# [SOLVED] Key-Less Door Locks?



## Jason (Dec 30, 2001)

anyone have any experience with any key less door locks?


----------



## SABL (Jul 4, 2008)

*Re: Key-Less Door Locks?*

Hi Jason:wave:

Yes, I do have experience with keyless locksets. I even have a few units laying about. A popular unit is "Unican"... I have a brand new one in my basement. The latchbolt is disabled unless the right code is punched in. Pricey @ $300+ in USD. Very nice because they cannot be "wrenched", unlike most locksets. Factory setting is 3-4-5 which is to be changed after install. The 3 is pressed alone.... 4 and 5 are pressed together or at the same time. This may very well be obsolete info.... I have not installed any recent models. This particular brand can be removed and with minor disassembly can be set back to factory settings and reset to the users preference or code.

When dealing with systems with electromagnets or electric strikes things can get rather complicated. Two systems are used... "fail safe" and "fail secure". I have worked with both on commercial applications. I even have a keyless on my garage door...rarely used and I would be hard presssed to find the "over-ride" key or "access" key:grin:


----------



## heng (Jan 24, 2009)

*Re: Key-Less Door Locks?*

Anyone mention the general stuff like needing batteries and some need another hole bored into the door? Otherwise I like mine.

Same model on a relative's 2 family house, the buttons seems a little beatup from use. It also can be programmed with multiple codes.


----------



## DonaldG (Aug 23, 2007)

*Re: Key-Less Door Locks?*

We do not have any at home but y wife works for an establishment (& I am a volunteer there too) where there are keyless codelocks on virtually every door, internal and external.

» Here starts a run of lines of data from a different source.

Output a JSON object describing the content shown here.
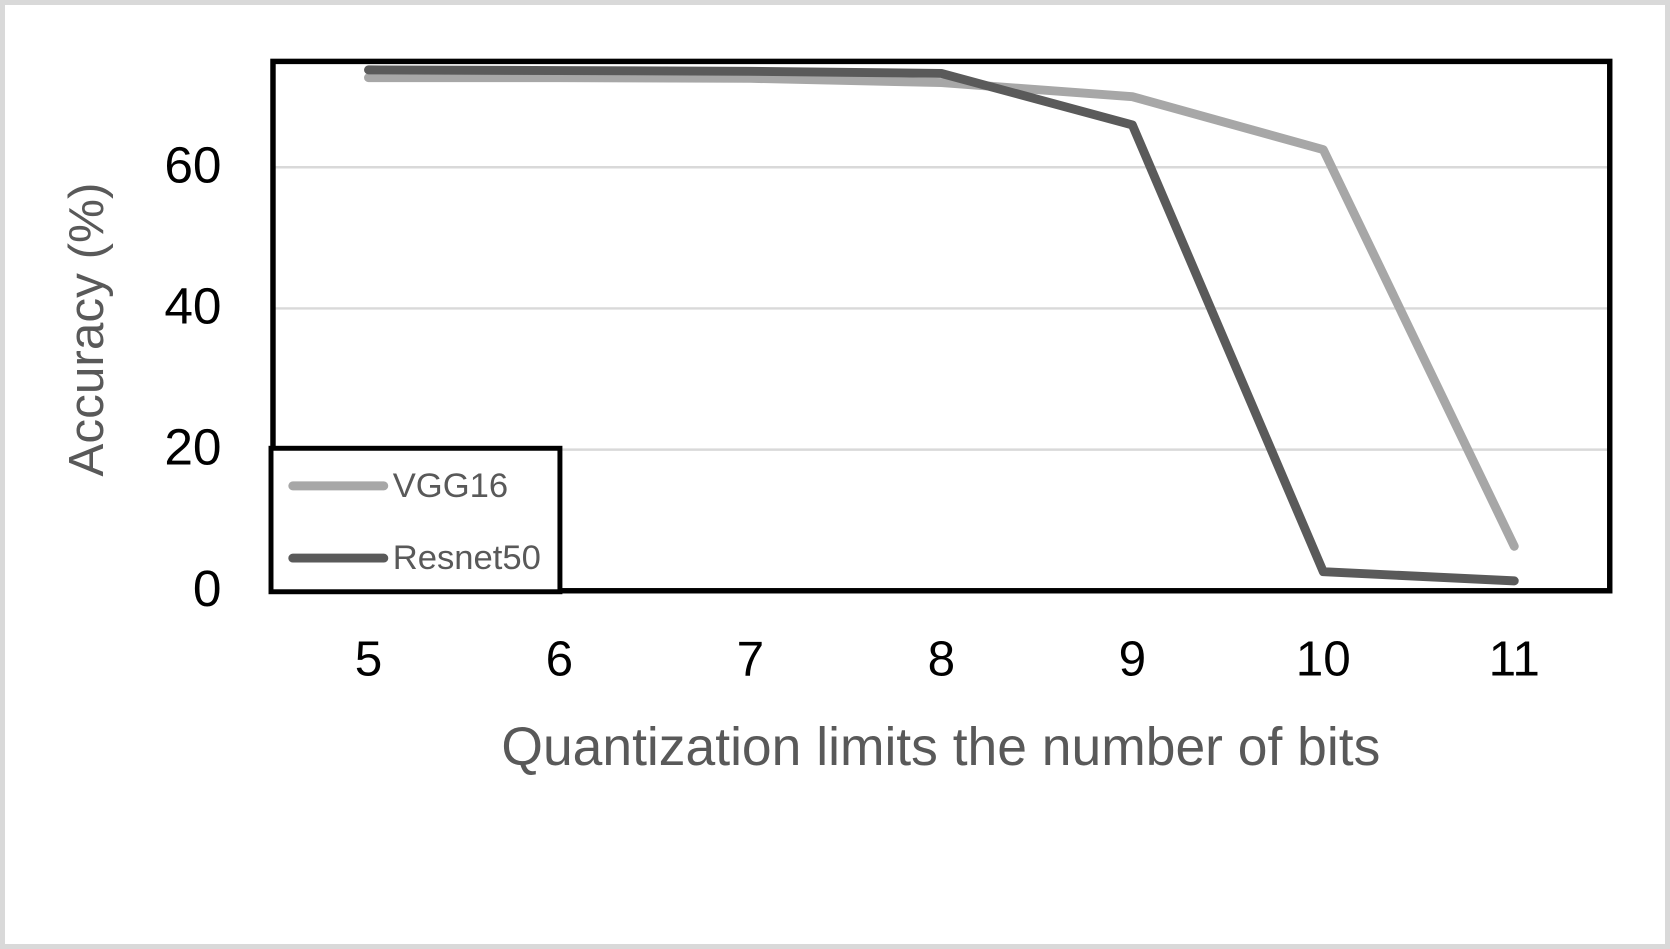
{
  "figure": {
    "background_color": "#ffffff",
    "frame_color": "#d9d9d9"
  },
  "chart_data": {
    "type": "line",
    "title": "",
    "xlabel": "Quantization limits the number of bits",
    "ylabel": "Accuracy (%)",
    "categories": [
      5,
      6,
      7,
      8,
      9,
      10,
      11
    ],
    "series": [
      {
        "name": "VGG16",
        "color": "#a7a7a7",
        "values": [
          72.7,
          72.7,
          72.6,
          72.0,
          70.0,
          62.5,
          6.3
        ]
      },
      {
        "name": "Resnet50",
        "color": "#5a5a5a",
        "values": [
          73.8,
          73.7,
          73.6,
          73.3,
          66.0,
          2.7,
          1.4
        ]
      }
    ],
    "ylim": [
      0,
      75
    ],
    "yticks": [
      0,
      20,
      40,
      60
    ],
    "grid": true,
    "gridline_color": "#d9d9d9",
    "axis_color": "#000000",
    "tick_label_color": "#000000",
    "axis_title_color": "#595959",
    "legend": {
      "position": "bottom-left",
      "border_color": "#000000",
      "fill_color": "#ffffff",
      "labels": [
        "VGG16",
        "Resnet50"
      ]
    }
  }
}
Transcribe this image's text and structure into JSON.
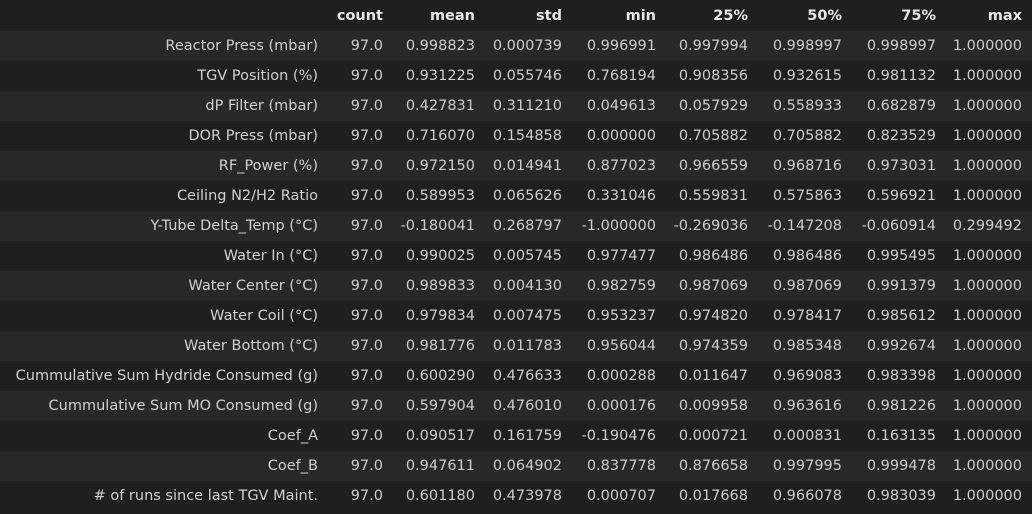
{
  "table": {
    "columns": [
      "count",
      "mean",
      "std",
      "min",
      "25%",
      "50%",
      "75%",
      "max"
    ],
    "rows": [
      {
        "label": "Reactor Press (mbar)",
        "values": [
          "97.0",
          "0.998823",
          "0.000739",
          "0.996991",
          "0.997994",
          "0.998997",
          "0.998997",
          "1.000000"
        ]
      },
      {
        "label": "TGV Position (%)",
        "values": [
          "97.0",
          "0.931225",
          "0.055746",
          "0.768194",
          "0.908356",
          "0.932615",
          "0.981132",
          "1.000000"
        ]
      },
      {
        "label": "dP Filter (mbar)",
        "values": [
          "97.0",
          "0.427831",
          "0.311210",
          "0.049613",
          "0.057929",
          "0.558933",
          "0.682879",
          "1.000000"
        ]
      },
      {
        "label": "DOR Press (mbar)",
        "values": [
          "97.0",
          "0.716070",
          "0.154858",
          "0.000000",
          "0.705882",
          "0.705882",
          "0.823529",
          "1.000000"
        ]
      },
      {
        "label": "RF_Power (%)",
        "values": [
          "97.0",
          "0.972150",
          "0.014941",
          "0.877023",
          "0.966559",
          "0.968716",
          "0.973031",
          "1.000000"
        ]
      },
      {
        "label": "Ceiling N2/H2 Ratio",
        "values": [
          "97.0",
          "0.589953",
          "0.065626",
          "0.331046",
          "0.559831",
          "0.575863",
          "0.596921",
          "1.000000"
        ]
      },
      {
        "label": "Y-Tube Delta_Temp (°C)",
        "values": [
          "97.0",
          "-0.180041",
          "0.268797",
          "-1.000000",
          "-0.269036",
          "-0.147208",
          "-0.060914",
          "0.299492"
        ]
      },
      {
        "label": "Water In (°C)",
        "values": [
          "97.0",
          "0.990025",
          "0.005745",
          "0.977477",
          "0.986486",
          "0.986486",
          "0.995495",
          "1.000000"
        ]
      },
      {
        "label": "Water Center (°C)",
        "values": [
          "97.0",
          "0.989833",
          "0.004130",
          "0.982759",
          "0.987069",
          "0.987069",
          "0.991379",
          "1.000000"
        ]
      },
      {
        "label": "Water Coil (°C)",
        "values": [
          "97.0",
          "0.979834",
          "0.007475",
          "0.953237",
          "0.974820",
          "0.978417",
          "0.985612",
          "1.000000"
        ]
      },
      {
        "label": "Water Bottom (°C)",
        "values": [
          "97.0",
          "0.981776",
          "0.011783",
          "0.956044",
          "0.974359",
          "0.985348",
          "0.992674",
          "1.000000"
        ]
      },
      {
        "label": "Cummulative Sum Hydride Consumed (g)",
        "values": [
          "97.0",
          "0.600290",
          "0.476633",
          "0.000288",
          "0.011647",
          "0.969083",
          "0.983398",
          "1.000000"
        ]
      },
      {
        "label": "Cummulative Sum MO Consumed (g)",
        "values": [
          "97.0",
          "0.597904",
          "0.476010",
          "0.000176",
          "0.009958",
          "0.963616",
          "0.981226",
          "1.000000"
        ]
      },
      {
        "label": "Coef_A",
        "values": [
          "97.0",
          "0.090517",
          "0.161759",
          "-0.190476",
          "0.000721",
          "0.000831",
          "0.163135",
          "1.000000"
        ]
      },
      {
        "label": "Coef_B",
        "values": [
          "97.0",
          "0.947611",
          "0.064902",
          "0.837778",
          "0.876658",
          "0.997995",
          "0.999478",
          "1.000000"
        ]
      },
      {
        "label": "# of runs since last TGV Maint.",
        "values": [
          "97.0",
          "0.601180",
          "0.473978",
          "0.000707",
          "0.017668",
          "0.966078",
          "0.983039",
          "1.000000"
        ]
      }
    ]
  }
}
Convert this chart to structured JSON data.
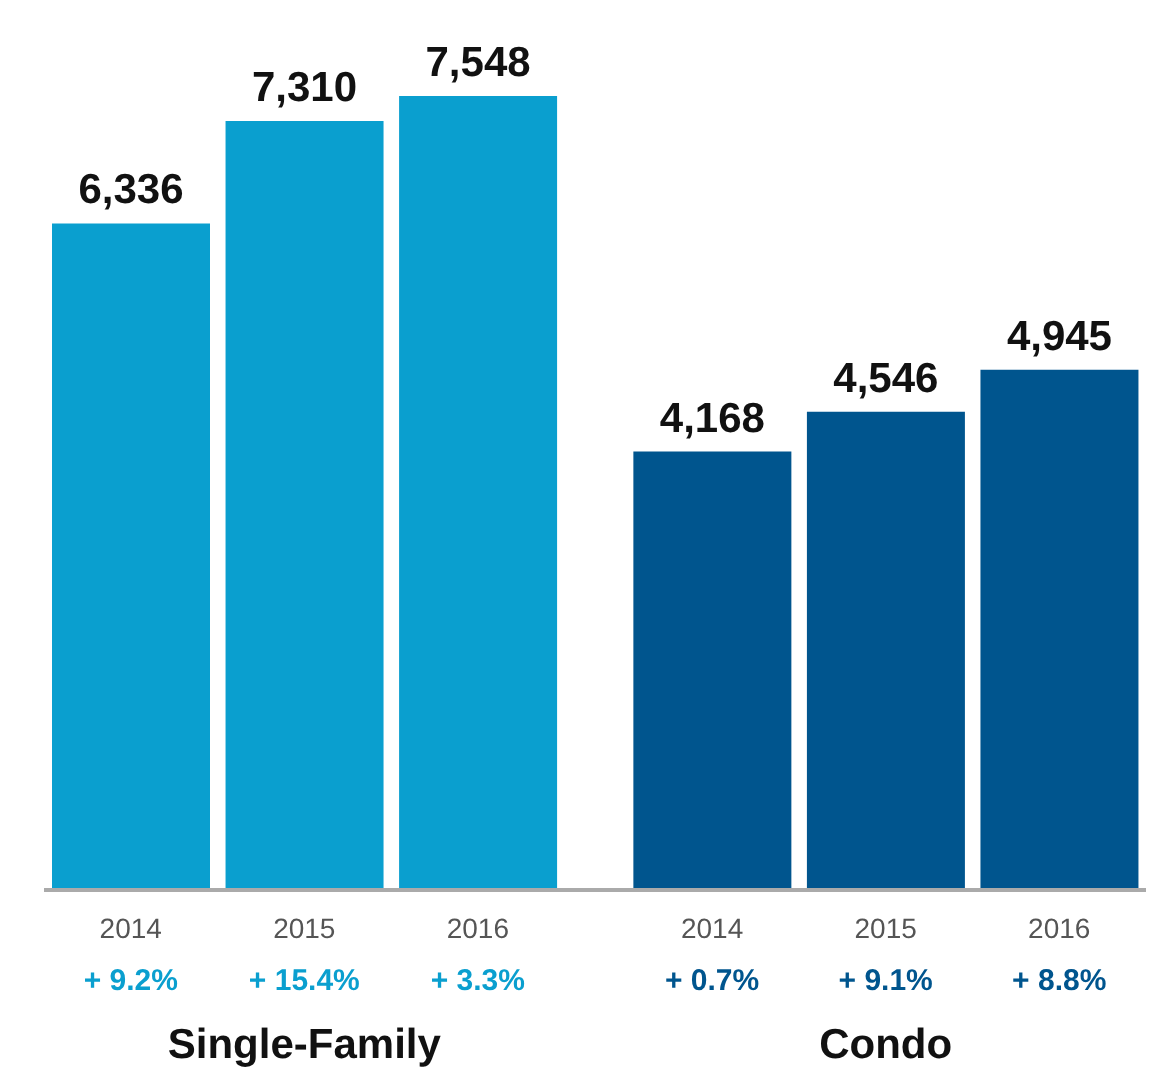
{
  "chart_data": {
    "type": "bar",
    "categories": [
      "2014",
      "2015",
      "2016",
      "2014",
      "2015",
      "2016"
    ],
    "values": [
      6336,
      7310,
      7548,
      4168,
      4546,
      4945
    ],
    "colors": [
      "#0a9fcf",
      "#0a9fcf",
      "#0a9fcf",
      "#00558e",
      "#00558e",
      "#00558e"
    ],
    "value_labels": [
      "6,336",
      "7,310",
      "7,548",
      "4,168",
      "4,546",
      "4,945"
    ],
    "tick_labels": "x",
    "grid": false,
    "legend": false,
    "annotations": [
      "+ 9.2%",
      "+ 15.4%",
      "+ 3.3%",
      "+ 0.7%",
      "+ 9.1%",
      "+ 8.8%",
      "Single-Family",
      "Condo"
    ]
  }
}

Though this is an English site, it shows the flavour of what is available - Electric and Mechanical

One tip if you fit one: change the code fairly regularly. If left on one code, over a period of time, those buttons start to show wear and reveal the 'active' ones..On a 4 digit code that makes 16 combinations to try!


----------



## Keene22 (Nov 15, 2012)

Ya i'm using key less door lock for many time at both in house and office. It have lot of great features which can never found in other lock system.

Now one can break its security easily it is the biggest plus point in it.


----------